Huida
Cuando cruzaba los Pirineos en el invierno de 1939, Carmen Antón se encontró un ovillo de lana sobre la nieve. No era una imagen surrealista, sino el azar sobrecargado de un dolor en el que se mezclaban miles de pérdidas y miles de destinos. La República había sido derrotada, el ejército rebelde conquistaba los últimos territorios nacionales y los vencidos huían, intentaban pasar al otro lado de la frontera, cargando con su miedo y con sus maletas. Las maletas de la gente que huye se parecen mucho a los bolsillos de los soldados muertos. Son una caja de sorpresas para los extraños. ¿Qué se lleva uno cuando debe escapar de su ciudad? Una cuchara, unas fotografías, algo de ropa, unos libros tal vez, la documentación, las joyas familiares. En la urgencia de la fuga, mientras caen las bombas o se acercan los motores enemigos, pesa mucho todo lo que se abandona. César Vallejo escribió un poema sobre los malagueños que huían de la guerra, un poema escrito con la espesura del torbellino y la prisa, con la confusión de los que tienen que dejar su casa y procuran llevarse su casa a cuestas: "¡Málaga huyendo / de padre a padre, familiar, de tu hijo a tu hijo, / a lo largo del mar que huye del mar,/ a través del metal que huye del plomo". Primero pesa lo que se abandona, pero después pesan mucho más los kilómetros a pie, los días de fuga, las maletas.
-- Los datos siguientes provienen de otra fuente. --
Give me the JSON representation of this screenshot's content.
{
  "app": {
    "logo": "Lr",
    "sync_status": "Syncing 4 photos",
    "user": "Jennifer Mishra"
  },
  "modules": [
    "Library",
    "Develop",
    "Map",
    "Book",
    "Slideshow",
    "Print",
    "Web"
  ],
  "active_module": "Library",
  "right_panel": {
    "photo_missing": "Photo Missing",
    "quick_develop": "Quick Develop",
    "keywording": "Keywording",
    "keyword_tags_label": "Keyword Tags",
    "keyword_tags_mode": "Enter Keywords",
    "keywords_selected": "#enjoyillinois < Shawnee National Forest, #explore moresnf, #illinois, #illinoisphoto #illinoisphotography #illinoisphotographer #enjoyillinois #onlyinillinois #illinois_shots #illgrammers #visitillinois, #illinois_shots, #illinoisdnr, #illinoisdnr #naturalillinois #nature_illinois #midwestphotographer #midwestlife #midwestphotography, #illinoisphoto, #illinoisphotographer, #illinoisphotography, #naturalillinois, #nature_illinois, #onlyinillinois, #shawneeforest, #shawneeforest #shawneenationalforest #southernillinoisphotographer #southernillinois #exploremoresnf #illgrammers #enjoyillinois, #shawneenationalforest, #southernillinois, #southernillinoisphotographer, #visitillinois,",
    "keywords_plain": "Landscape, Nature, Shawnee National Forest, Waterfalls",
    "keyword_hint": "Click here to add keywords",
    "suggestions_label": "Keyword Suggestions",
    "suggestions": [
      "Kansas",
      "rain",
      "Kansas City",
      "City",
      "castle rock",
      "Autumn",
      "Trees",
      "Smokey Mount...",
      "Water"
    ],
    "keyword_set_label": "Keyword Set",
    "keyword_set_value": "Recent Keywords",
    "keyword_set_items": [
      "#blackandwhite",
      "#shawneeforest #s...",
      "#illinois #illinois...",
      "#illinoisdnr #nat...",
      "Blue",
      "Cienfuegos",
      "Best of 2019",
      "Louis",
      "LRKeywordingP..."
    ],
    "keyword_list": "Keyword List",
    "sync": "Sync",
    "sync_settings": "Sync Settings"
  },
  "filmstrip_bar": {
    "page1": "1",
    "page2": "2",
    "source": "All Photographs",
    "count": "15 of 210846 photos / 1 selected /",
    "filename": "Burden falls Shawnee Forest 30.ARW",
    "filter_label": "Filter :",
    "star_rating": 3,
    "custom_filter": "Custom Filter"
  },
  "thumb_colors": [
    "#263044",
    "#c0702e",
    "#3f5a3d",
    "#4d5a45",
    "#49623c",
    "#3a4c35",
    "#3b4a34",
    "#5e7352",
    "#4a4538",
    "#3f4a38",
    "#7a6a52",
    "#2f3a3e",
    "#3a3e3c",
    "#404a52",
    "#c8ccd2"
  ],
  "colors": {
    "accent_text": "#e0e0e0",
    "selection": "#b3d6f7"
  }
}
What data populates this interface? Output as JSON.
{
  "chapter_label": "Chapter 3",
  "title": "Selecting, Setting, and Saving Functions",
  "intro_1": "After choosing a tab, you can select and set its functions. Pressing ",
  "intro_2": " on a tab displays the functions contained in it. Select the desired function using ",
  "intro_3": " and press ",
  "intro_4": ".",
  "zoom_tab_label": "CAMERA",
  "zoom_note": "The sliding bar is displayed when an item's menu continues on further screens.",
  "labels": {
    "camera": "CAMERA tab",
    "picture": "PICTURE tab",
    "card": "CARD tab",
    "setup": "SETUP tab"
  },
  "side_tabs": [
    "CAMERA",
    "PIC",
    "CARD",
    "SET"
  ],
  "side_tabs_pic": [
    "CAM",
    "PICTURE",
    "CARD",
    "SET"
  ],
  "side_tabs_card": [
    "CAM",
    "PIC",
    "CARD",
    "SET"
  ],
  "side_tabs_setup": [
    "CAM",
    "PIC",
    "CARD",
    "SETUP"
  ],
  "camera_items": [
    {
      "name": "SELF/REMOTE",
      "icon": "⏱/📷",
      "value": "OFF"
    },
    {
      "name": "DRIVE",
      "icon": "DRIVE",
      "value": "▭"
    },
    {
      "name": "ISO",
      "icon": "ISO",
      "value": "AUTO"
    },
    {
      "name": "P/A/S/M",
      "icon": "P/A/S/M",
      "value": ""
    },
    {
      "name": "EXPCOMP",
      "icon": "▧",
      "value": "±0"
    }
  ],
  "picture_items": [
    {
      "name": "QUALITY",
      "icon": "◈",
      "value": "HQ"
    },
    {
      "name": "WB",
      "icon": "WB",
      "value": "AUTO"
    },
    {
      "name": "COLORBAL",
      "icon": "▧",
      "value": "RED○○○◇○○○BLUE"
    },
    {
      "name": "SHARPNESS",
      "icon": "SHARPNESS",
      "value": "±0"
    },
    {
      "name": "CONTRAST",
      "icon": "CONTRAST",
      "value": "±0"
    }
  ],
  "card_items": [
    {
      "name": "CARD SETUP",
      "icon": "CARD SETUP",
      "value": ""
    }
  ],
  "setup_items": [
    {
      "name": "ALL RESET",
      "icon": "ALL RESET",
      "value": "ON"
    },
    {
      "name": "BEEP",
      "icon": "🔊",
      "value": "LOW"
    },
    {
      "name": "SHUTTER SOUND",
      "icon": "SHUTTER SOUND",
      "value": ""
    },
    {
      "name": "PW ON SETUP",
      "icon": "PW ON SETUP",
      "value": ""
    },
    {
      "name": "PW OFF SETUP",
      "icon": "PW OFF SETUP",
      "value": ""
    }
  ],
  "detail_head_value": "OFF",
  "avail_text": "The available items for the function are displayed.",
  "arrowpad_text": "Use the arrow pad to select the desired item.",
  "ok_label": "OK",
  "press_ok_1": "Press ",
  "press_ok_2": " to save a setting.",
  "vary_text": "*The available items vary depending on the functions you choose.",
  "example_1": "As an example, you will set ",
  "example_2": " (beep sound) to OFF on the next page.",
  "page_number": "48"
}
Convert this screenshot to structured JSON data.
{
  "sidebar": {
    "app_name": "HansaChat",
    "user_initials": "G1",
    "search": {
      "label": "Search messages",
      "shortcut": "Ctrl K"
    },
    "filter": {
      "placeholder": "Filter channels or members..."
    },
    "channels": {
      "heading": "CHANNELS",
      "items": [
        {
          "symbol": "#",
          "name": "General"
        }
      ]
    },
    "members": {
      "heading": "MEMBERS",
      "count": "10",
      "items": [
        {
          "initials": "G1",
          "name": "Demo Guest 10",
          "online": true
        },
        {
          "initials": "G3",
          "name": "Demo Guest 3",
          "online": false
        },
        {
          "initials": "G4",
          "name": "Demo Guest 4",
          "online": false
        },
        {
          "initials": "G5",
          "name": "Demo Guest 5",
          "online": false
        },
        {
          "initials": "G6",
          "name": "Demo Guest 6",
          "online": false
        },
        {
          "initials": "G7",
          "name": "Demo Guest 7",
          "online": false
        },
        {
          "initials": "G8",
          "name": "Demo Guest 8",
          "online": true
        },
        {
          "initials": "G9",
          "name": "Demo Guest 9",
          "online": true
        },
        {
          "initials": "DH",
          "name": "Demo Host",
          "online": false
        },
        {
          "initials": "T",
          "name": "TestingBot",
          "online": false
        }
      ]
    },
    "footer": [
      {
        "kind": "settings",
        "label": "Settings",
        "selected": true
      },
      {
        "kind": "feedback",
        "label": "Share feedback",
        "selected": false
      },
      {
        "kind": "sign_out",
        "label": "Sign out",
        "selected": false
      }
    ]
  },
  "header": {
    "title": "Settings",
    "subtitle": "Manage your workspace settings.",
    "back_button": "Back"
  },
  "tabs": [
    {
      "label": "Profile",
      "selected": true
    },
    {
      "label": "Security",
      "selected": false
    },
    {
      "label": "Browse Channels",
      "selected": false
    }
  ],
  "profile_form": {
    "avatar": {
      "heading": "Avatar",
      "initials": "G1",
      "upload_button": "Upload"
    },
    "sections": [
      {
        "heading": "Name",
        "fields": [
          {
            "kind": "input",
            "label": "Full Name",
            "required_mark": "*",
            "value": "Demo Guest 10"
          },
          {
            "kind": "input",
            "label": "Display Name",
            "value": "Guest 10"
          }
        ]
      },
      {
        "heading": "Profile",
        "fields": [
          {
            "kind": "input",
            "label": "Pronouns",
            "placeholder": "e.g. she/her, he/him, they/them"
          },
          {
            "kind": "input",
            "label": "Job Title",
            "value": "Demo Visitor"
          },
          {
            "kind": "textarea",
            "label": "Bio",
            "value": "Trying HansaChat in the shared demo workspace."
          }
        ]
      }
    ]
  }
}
Todo se va quedando por el camino, y puede aparecer un ovillo de lana sobre la nieve de los Pirineos. El puerto de Alicante se llenó en 1939 de maletas que querían huir, equipajes hechos con una ilusión imposible. El puerto de Beirut se llena en el verano de 2006 de maletas y de angustias, mientras los misiles se agitan en el viento azul del Líbano como los pañuelos de una despedida. De ciudad en ciudad, los vencidos arrastran la carga de su hambre, de su oscuridad, de su miedo, un equipaje de necesidades y de secretos, de manías personales, que acaba con frecuencia en manos de un extraño, como las cartas de amor o las documentaciones de los soldados muertos. Las estadísticas y las esperas se componen de silencios individuales, de nombres y de recuerdos propios, de ojos únicos que miran hacia el mar o hacia la cumbre de una montaña con las pupilas veladas por el humo de los escombros.
Las historias no pueden contarse con un argumento de buenos y malos, pero en todas las historias crueles hay verdugos y víctimas, manos que hacen sufrir y espaldas que sufren. Las víctimas padecen una crueldad doble, porque mueren primero en la realidad y después en las cifras de las estadísticas. Los números totales suelen olvidarse de que cada fugitivo y cada muerto tienen su maleta o su bolsillo. Las bombas caen sobre una abstracción, sobre una idea, sobre un presentimiento, pero llenan de cadáveres concretos las ruinas de una casa. Nada es más rotundo que el zapato particular que sobresale de la manta que cubre al cadáver, nada es más tenebroso que una fotografía en la cartera de un soldado muerto. La muerte y las fugas nos sorprenden con una historia familiar, unos zapatos, unas fotografías, y la esperanza frágil de que alguien pregunte por nosotros. "Málaga en virtud / del camino, en atención al lobo que te sigue / y en razón del lobezno que te espera!". En este año de la memoria histórica, el recuerdo del golpe de Estado de 1936, las imágenes en blanco y negro del éxodo español de 1939, se mezclan con las noticias de una guerra actual en el Líbano. La muerte resume de nuevo el curso de unas vidas y define los pasos de la historia. El cinismo abre otra vez su negociado en los despachos de la diplomacia internacional. Y el miedo vuelve a hacer sus maletas, con prisa, arrastrando y perdiendo unos cuantos objetos perseguidos. Carmen Antón, la actriz de La Barraca que había representado Mariana Pineda de García Lorca en la Valencia bombardeada de 1937, encontró un ovillo de lana sobre la nieve de los Pirineos. Con esa lana tejió un jersey para la hija que esperaba en aquel invierno. No sé si en este verano tenemos nosotros derecho a la esperanza.